Es schien auf den ersten Blick nicht einfach: es lag viel Arbeit vor mir und eine unwiderrufliche Deadline. Ich hatte Termine wie jeder andere auch. Aber ich stellte fest, dass das eigentlich ein Vorteil war. So ergab es sich, dass alle Themen blockartiger wurden. Ich arbeitete lange und intensiv, und es war spannend zu sehen, wie breit die Themen mit einem Mal wurden. Es taten sich neue Aspekte auf. Manche davon sind interessant genug, um sie weiterzuverfolgen; andere waren bloße Gedankenspielereien.
Auch meine Beziehung erlebte ich intensiver – obwohl wir, d.h. meine Partnerin und ich, sie durchaus intensiv erleben. Aber es war, als kostete ich die gemeinsame Zeit noch mehr aus.
Auch schienen mir andere Menschen mehr Zeit zu lassen. Normalerweise scheint es immer so, dass unter Stress jedes Treffen, jede Besprechung, jede Absprache zu lange dauert. In dem Moment, da ich mir dafür Zeit nahm, war alles schnell und doch eindeutig erledigt.
Gleichzeitig nahm ich mir die Zeit um auszuspannen. Dinge tun, die einfach Spaß machen, aber nicht das Geringste mit Verantwortlichkeit oder Arbeit zu tun hatten. Ich genoss diese Zeit, ich hatte aber nie das Gefühl als fehlte sie mir später, um irgendwelche Aufgaben zu erledigen.
Mir fiel auf, dass, wenn ich mich durch die verfügbare Zeit – und diese Zeit schien endlos verfügbar – mit jemanden oder etwas in Beziehung setze, diese Zeit intensiver, fruchtbarer, produktiver wird, ohne dass dadurch eine erhöhte Anstrengung merkbar geworden wäre. Zeit, so will es mir scheinen, ermöglicht es mir mich mit dem, was ich tue, in Beziehung zu setzen. Und diese erlebte Zeit wird intensiver, jede Belanglosigkeit wird zunehmend weniger belanglos, das Wichtige wird wichtiger. Durch die Möglichkeit mich in Beziehung zu setzen gewinnen Erlebnisse an Bedeutung.
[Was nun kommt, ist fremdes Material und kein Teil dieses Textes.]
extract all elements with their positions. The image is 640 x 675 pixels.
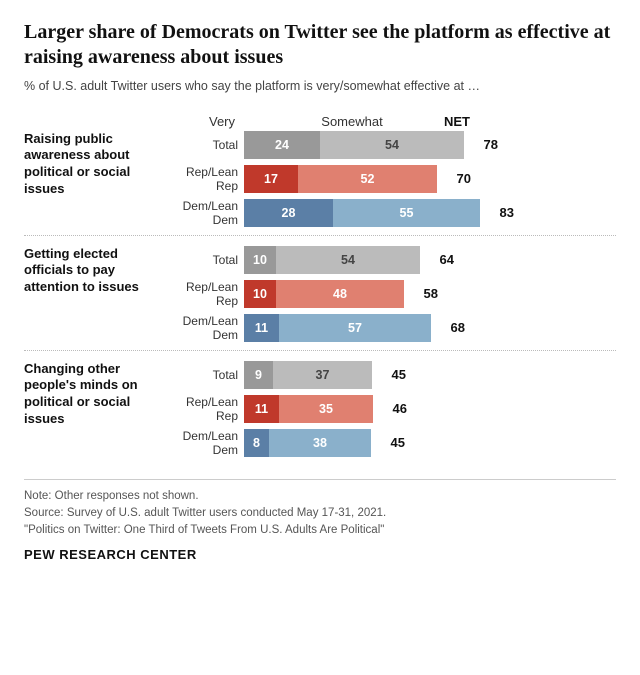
section-minds: Changing other people's minds on politic… <box>24 350 616 465</box>
officials-total-bar-very: 10 <box>244 246 276 274</box>
footer-source: Source: Survey of U.S. adult Twitter use… <box>24 505 616 522</box>
col-header-net: NET <box>432 114 482 129</box>
chart-area: Very Somewhat NET Raising public awarene… <box>24 114 616 465</box>
awareness-total-label: Total <box>172 138 244 152</box>
footer-note: Note: Other responses not shown. <box>24 488 616 505</box>
footer: Note: Other responses not shown. Source:… <box>24 479 616 565</box>
col-header-somewhat: Somewhat <box>272 114 432 129</box>
section-awareness-rows: Total2454 78 Rep/Lean Rep1752 70 Dem/Lean De… <box>172 131 616 227</box>
minds-total-net: 45 <box>376 367 406 382</box>
awareness-rep-bar-somewhat: 52 <box>298 165 437 193</box>
awareness-rep-bars: 1752 70 <box>244 165 616 193</box>
awareness-rep: Rep/Lean Rep1752 70 <box>172 165 616 193</box>
awareness-total-bar-very: 24 <box>244 131 320 159</box>
col-header-very: Very <box>172 114 272 129</box>
minds-dem: Dem/Lean Dem838 45 <box>172 429 616 457</box>
awareness-dem-bar-somewhat: 55 <box>333 199 480 227</box>
awareness-total: Total2454 78 <box>172 131 616 159</box>
pew-logo: PEW RESEARCH CENTER <box>24 545 616 565</box>
officials-rep-bars: 1048 58 <box>244 280 616 308</box>
officials-dem-bar-somewhat: 57 <box>279 314 431 342</box>
minds-dem-bar-somewhat: 38 <box>269 429 371 457</box>
section-minds-rows: Total937 45 Rep/Lean Rep1135 46 Dem/Lean Dem… <box>172 361 616 457</box>
officials-rep-net: 58 <box>408 286 438 301</box>
section-officials-label: Getting elected officials to pay attenti… <box>24 246 172 342</box>
awareness-dem-net: 83 <box>484 205 514 220</box>
minds-total-bars: 937 45 <box>244 361 616 389</box>
minds-rep: Rep/Lean Rep1135 46 <box>172 395 616 423</box>
footer-citation: "Politics on Twitter: One Third of Tweet… <box>24 522 616 539</box>
awareness-dem-bar-very: 28 <box>244 199 333 227</box>
officials-dem-bars: 1157 68 <box>244 314 616 342</box>
minds-rep-bars: 1135 46 <box>244 395 616 423</box>
officials-total-net: 64 <box>424 252 454 267</box>
officials-total-bar-somewhat: 54 <box>276 246 420 274</box>
officials-rep-label: Rep/Lean Rep <box>172 280 244 308</box>
sections-container: Raising public awareness about political… <box>24 131 616 465</box>
section-minds-label: Changing other people's minds on politic… <box>24 361 172 457</box>
section-awareness: Raising public awareness about political… <box>24 131 616 235</box>
minds-total: Total937 45 <box>172 361 616 389</box>
awareness-total-bars: 2454 78 <box>244 131 616 159</box>
minds-rep-bar-somewhat: 35 <box>279 395 373 423</box>
awareness-dem-bars: 2855 83 <box>244 199 616 227</box>
chart-title: Larger share of Democrats on Twitter see… <box>24 20 616 70</box>
section-awareness-label: Raising public awareness about political… <box>24 131 172 227</box>
awareness-dem: Dem/Lean Dem2855 83 <box>172 199 616 227</box>
column-headers: Very Somewhat NET <box>172 114 616 129</box>
officials-dem: Dem/Lean Dem1157 68 <box>172 314 616 342</box>
chart-subtitle: % of U.S. adult Twitter users who say th… <box>24 78 616 96</box>
officials-dem-label: Dem/Lean Dem <box>172 314 244 342</box>
minds-total-label: Total <box>172 368 244 382</box>
awareness-rep-net: 70 <box>441 171 471 186</box>
section-officials-rows: Total1054 64 Rep/Lean Rep1048 58 Dem/Lean De… <box>172 246 616 342</box>
minds-dem-bar-very: 8 <box>244 429 269 457</box>
section-officials: Getting elected officials to pay attenti… <box>24 235 616 350</box>
minds-dem-bars: 838 45 <box>244 429 616 457</box>
awareness-dem-label: Dem/Lean Dem <box>172 199 244 227</box>
minds-rep-net: 46 <box>377 401 407 416</box>
officials-total-label: Total <box>172 253 244 267</box>
officials-total-bars: 1054 64 <box>244 246 616 274</box>
awareness-rep-label: Rep/Lean Rep <box>172 165 244 193</box>
minds-total-bar-somewhat: 37 <box>273 361 372 389</box>
officials-dem-bar-very: 11 <box>244 314 279 342</box>
awareness-total-net: 78 <box>468 137 498 152</box>
awareness-rep-bar-very: 17 <box>244 165 298 193</box>
officials-dem-net: 68 <box>435 320 465 335</box>
minds-rep-label: Rep/Lean Rep <box>172 395 244 423</box>
officials-rep-bar-somewhat: 48 <box>276 280 404 308</box>
awareness-total-bar-somewhat: 54 <box>320 131 464 159</box>
minds-total-bar-very: 9 <box>244 361 273 389</box>
minds-rep-bar-very: 11 <box>244 395 279 423</box>
officials-total: Total1054 64 <box>172 246 616 274</box>
officials-rep: Rep/Lean Rep1048 58 <box>172 280 616 308</box>
minds-dem-net: 45 <box>375 435 405 450</box>
officials-rep-bar-very: 10 <box>244 280 276 308</box>
minds-dem-label: Dem/Lean Dem <box>172 429 244 457</box>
Mag Zeit an sich nun eine Illusion sein, mögen auch meine Eindrücke der erlebten Zeit Einbildung sein, die Ergebnisse sind es definitiv nicht. Die Arbeiten wurden vor der Deadline abgegeben, meine Beziehung empfinde ich nach wie vor intensiver, die neuen Aspekte kreisen als neue Ideen durch mein Denken, und es kommen von unerwarteter Seite Antworten zu diesen Ideen. Mag es auch vielleicht nicht immer möglich sein, diese Art des Zeitnehmens zu pflegen, so ist es zumindest für ein neuer Weg meine Zeit zu verbringen und zu sehen, wie ich mich mit all den Menschen und Dingen, die in meinem Leben sind, in Beziehung setzen kann.